Figure 3. pPVT neurons preferentially innervate SOM⁺ cells in CeL

a. A schematic of the experimental approach (see Methods). b & c. Representative images of the tracing result for SOM⁺ (b) and PKC-δ⁺ (c) CeL neurons. Upper panels: retrogradely labeled neurons in pPVT. Lower panels: starter neurons in CeL are identified by their co-expression of mCherry (left) and hGFP (middle) (overlay in right). d & e. Schematics of the experimental approach. f. Sample traces of synaptic responses to brief (5-Hz 5-ms pulses; left) or prolonged high frequency (30-Hz 5-ms pulses; right) photostimulation of pPVT afferents. Holding potential was –70 mV. g. Quantification of the synaptic responses induced by the 30-Hz stimulation of pPVT afferents (SOM^–, n = 7 neurons (5 mice); SOM⁺, n =12 neurons (5 mice); ***P < 0.001, t test). Data are presented as mean ± s.e.m.

Figure 4. BDNF/TrkB-mediated pPVT–CeL communication is essential for fear conditioning

a. Top: a schematic of the experimental approach. Bottom: a representative image of pPVT infected with AAV-GFP-Cre. b. Representative images of CeL from Bdnf^lox/lox mice in which the pPVT was injected with either AAV-GFP (upper panels) or AAV-GFP-Cre (lower panels). Mice injected with AAV-GFP-Cre in pPVT showed marked reduction of BDNF labeling in CeL (middle and right panels). c. Deletion of Bdnf in pPVT significantly reduced freezing levels during memory retrieval test (n = 16 mice for both groups; effect of treatments, F_(1,60) = 6.91, P < 0.05; effect of CS presentation, F_(1,60) = 11.17, P < 0.01; interaction, F_(1,60) = 1.34, P > 0.05; *P < 0.05; two-way ANOVA followed by Tukey's test). d. A schematic of the experimental approach. e. Selective deletion of Trkb in SOM⁺ CeL neurons significantly reduced freezing levels during memory retrieval test (n = 9 and 10 mice for CreGFP and mCherry, respectively; effect of treatments, F_(1,30) = 9.59, P < 0.01; effect of CS presentation, F_(1,30) = 14.37, P < 0.001; interaction, F_(1,30) = 0.88, P > 0.05; **P < 0.01; two-way ANOVA followed by Tukey's test). f.

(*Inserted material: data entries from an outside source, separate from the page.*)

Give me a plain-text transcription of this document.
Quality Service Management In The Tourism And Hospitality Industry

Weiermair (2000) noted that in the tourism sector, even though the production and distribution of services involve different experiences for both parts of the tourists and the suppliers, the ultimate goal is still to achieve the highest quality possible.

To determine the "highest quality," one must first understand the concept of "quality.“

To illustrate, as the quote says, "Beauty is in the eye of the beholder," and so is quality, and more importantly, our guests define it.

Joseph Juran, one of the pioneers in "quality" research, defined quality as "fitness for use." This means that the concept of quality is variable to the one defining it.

The bilateral infection rate in CeL significantly correlated with freezing levels during retrieval (R² = 0.44, P < 0.05, n = 9 mice; linear regression is indicated by a gray line). g. Drawing of the cannula sites. Each dot denotes where the tip of the injection cannula was located in each mouse. h. BDNF infusion into CeL promotes fear learning. Left: performance of mice during a mild conditioning procedure (see Methods). BDNF infusion had a trend to improve performance (F_(1,55) = 3.65, P = 0.06, two-way ANOVA). Right: BDNF infusion enhanced freezing levels during memory retrieval test (n = 9 and 10 mice for saline and BDNF, respectively; effect of treatment, F_(1,34) = 5.63, P < 0.05; effect of CS, F_(1,34) = 17.35, P < 0.001; interaction, F_(1,34) = 2.44, P > 0.05; *P < 0.05; two-way ANOVA followed by Tukey's test). Data are presented as mean ± s.e.m.